Thread may seem like a minute detail when considering an overall marine fabrication project, but the type of thread used can make or break the overall success of a boat cover, bimini or similar end product. Though cotton thread was once commonly used to sew outdoor products, developments in chemical technology have provided fabricators with significantly more durable and reliable options for creating quality marine projects.
“Thread is proportionally very small in marine applications, however, it is critical for the overall life of the product,” stresses Kristi Bidinger of Quality Thread & Notions Co. in Solon, Ohio. “For this reason, appropriate thread selection is very important.”
Here’s a quick overview of the two most recommended types of thread for marine sewing projects, and the benefits and drawbacks of each type.
A polyester thread is typically recommended for projects where cost is the most pressing concern, as it is by far the most cost-efficient of the two types of thread discussed here. “Polyester has good inherent UV stability and is improved by adding UV-resistant dyes,” Bidinger explains. “In an effort to combat the degradation of polyester thread in the outdoor market, some manufacturers are adding nanotechnology with UV inhibitors to the polyester fiber during the manufacturing process. This application of nanochemistry is reported to increase thread life by 12 to 18 months.” However, Bidinger warns against using polyester thread for projects that are intended to last longer than two or three years.

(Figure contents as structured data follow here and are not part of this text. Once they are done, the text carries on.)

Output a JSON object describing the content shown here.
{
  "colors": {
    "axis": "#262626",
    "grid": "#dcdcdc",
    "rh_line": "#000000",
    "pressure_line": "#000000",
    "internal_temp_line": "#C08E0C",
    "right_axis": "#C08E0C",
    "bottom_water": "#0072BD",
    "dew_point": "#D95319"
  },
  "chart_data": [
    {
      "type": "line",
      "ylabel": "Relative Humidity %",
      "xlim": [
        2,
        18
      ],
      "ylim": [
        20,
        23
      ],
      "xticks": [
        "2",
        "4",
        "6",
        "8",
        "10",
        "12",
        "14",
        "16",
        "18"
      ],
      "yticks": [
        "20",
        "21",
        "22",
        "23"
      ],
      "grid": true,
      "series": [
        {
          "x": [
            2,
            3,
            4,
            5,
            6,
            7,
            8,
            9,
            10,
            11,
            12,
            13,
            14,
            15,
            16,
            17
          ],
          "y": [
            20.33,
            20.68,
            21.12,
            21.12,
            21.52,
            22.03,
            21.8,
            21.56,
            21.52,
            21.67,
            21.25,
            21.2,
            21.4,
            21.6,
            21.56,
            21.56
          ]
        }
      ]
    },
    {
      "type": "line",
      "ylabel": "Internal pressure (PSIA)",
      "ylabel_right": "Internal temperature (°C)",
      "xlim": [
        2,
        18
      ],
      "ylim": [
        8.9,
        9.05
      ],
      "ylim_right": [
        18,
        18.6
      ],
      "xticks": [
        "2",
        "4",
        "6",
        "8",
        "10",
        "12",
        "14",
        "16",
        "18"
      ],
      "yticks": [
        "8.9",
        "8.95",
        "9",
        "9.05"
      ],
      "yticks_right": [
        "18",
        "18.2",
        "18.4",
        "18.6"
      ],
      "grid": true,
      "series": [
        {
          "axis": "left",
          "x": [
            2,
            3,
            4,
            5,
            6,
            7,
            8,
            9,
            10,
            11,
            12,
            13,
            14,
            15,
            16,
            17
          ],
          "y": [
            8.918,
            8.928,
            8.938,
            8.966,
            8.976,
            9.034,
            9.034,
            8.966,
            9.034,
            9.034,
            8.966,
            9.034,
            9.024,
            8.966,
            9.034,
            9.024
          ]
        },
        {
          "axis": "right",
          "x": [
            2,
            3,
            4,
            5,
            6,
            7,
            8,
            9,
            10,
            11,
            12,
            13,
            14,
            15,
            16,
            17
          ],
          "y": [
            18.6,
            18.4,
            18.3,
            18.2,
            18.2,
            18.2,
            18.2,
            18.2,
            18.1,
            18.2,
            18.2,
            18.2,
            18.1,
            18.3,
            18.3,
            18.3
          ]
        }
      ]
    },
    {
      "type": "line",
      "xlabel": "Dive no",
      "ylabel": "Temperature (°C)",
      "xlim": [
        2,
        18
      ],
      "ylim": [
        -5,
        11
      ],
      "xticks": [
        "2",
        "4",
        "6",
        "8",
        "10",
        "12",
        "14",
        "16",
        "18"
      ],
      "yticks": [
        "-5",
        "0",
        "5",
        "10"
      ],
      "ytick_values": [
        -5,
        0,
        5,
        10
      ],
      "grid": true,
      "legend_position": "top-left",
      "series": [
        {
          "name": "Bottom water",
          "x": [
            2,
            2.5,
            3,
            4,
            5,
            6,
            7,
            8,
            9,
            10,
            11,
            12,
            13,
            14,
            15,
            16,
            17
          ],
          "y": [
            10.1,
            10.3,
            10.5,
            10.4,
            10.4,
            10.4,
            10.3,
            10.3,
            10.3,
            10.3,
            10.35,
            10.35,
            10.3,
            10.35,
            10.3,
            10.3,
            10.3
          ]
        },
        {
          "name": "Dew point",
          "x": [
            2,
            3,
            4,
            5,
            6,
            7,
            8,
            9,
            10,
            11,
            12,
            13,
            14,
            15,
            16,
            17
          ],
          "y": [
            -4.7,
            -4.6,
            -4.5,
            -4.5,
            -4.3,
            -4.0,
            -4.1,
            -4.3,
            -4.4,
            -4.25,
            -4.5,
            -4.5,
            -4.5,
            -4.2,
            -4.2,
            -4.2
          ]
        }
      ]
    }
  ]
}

Polyester thread is affected by strong cleaners, so Bidinger says that extra care is required for projects sewn with this type of thread. “Polyester thread should be washed using mild, soapy water, and avoid using harsh chemicals, like bleach,” she says.
Nano technology can increase lifespan
Affected by UV radiation and cleaners
Short lifespan: two to three years tops
Many manufacturers are recommending thread made of Polytetrafluoroethylene (PTFE) for its versatility and durability. The PTFE is a synthetic compound most commonly associated with the DuPont product Teflon, and is known for its non-reactive properties. “Polyester and cotton both have an inherent weakness: UV radiation eats them up,” says Erich Neal, a sales representative at W.L. Gore (a company best known for its Gore-Tex products). “In fact, a lot of those threads can lose as much as 50 percent of their strength on their first year that they are exposed to sunlight.” A thread made with PTFE, on the other hand, is resistant to UV radiation.
Neal’s company carries a PTFE thread called Tenara. “This thread is unaffected by sunlight,” says Neal. “It will outlast the material it is sewn into.” The Gore corporation is so confident in the lifespan of its Tenara thread that Neal says it comes with a lifetime warranty that guarantees it will stand up to UV radiation. “We’ve never yet had to fill that warranty,” he says.
Sounds perfect, right? The only catch is that Tenara and similar PTFE threads can cost five to 10 times more than typical polyester and cotton threads, but Neal says the extra cost is worth the investment. “It doesn’t rot or mildew or change shape, change color, or turn brittle,” he says. “You could put it in a bucket of bleach forever and it would not change.”
Unaffected by UV radiation
Chemically inert (won’t fade or degrade with cleaning)
Variety of colors and sizes
Lifetime limited warranty for most brands
Andrea Swensson is a freelance writer and editor from Minneapolis.